Olive Oil is produced by crushing the olive fruit including the stone into a paste and then extracting the oil from it. There are two ways of doing this: the traditional method using grindstones for the crushing and churning of the fruit and means of pressure to extract the oil; and the modern method using large mills to transform the olive fruit into paste and centrifuges for oil extraction.
For an easy understanding of the process of the olive oil production, we will be looking at the traditional method.
- Either process starts with the olive harvest. The farmer needs to be attentive and observe the right moment with the correct stage of maturity, taking all due care during the harvest not to damage the fruits.

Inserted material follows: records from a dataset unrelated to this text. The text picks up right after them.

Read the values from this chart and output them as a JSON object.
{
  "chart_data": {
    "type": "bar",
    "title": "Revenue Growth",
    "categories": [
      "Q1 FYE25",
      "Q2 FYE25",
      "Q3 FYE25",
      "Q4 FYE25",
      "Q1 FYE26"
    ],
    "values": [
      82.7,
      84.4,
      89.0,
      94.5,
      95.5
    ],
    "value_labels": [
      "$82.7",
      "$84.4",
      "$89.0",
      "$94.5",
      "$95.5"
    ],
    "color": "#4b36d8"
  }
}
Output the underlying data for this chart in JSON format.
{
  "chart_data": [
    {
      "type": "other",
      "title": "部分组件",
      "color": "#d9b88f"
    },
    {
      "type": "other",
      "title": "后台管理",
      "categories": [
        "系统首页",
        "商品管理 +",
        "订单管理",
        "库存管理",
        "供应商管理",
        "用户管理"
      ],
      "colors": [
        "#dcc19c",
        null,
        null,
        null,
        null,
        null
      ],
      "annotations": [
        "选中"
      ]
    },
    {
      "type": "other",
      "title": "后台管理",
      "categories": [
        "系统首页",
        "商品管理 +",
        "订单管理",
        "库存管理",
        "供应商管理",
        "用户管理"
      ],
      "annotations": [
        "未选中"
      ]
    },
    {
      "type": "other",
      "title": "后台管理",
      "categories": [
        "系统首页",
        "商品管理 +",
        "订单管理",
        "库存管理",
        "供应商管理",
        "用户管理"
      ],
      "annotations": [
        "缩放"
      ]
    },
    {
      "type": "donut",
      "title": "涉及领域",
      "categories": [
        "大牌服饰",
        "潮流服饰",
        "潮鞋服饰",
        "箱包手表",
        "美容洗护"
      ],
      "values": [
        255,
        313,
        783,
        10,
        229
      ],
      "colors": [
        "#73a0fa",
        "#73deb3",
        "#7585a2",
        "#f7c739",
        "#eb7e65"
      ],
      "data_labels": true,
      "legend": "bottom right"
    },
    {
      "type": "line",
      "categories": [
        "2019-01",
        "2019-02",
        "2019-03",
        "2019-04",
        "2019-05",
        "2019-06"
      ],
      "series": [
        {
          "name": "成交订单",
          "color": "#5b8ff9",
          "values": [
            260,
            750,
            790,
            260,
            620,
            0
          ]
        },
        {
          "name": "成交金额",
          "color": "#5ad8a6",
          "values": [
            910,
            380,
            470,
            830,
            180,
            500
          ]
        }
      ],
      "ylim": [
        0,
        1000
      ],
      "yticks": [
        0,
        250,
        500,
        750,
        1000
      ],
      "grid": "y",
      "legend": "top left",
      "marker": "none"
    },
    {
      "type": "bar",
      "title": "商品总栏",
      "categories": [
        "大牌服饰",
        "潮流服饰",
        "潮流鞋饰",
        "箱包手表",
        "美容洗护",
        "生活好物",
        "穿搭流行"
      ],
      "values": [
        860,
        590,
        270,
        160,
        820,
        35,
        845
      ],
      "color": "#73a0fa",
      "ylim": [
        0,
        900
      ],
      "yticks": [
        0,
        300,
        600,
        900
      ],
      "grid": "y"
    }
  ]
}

- Once garnered, the crop is fed into the mill, where stalks and leafs are removed for the following stage – washing.
- Next, grindstones proceed to crush the olives (stones included) and obtain a mass that is a mixture of solids (pulp, skin and stone), and liquids (vegetal water and olive oil).
- Now, the mass obtained (olive paste) in the crushing is pressed at room temperature between natural fiber mats, thus separating the solids from the liquid.
- The liquid then undergoes decantation, by which the olive oil ends up floating in the denser water. Once fully separated, the water is drained off to leave the oil.
- Once the oil has been obtained, it is classified by specialist tasters making an initial degustation and then sending it to a lab for further tests regarding the acidity.
The remaining solid mass after pressing might be further processed because it still contains a small amount of oil. It cannot be extracted by further pressing and is therefore submitted to a chemical process in a plant using solvents. The resulting oil (no longer olive oil!) is called pomace oil in the United States.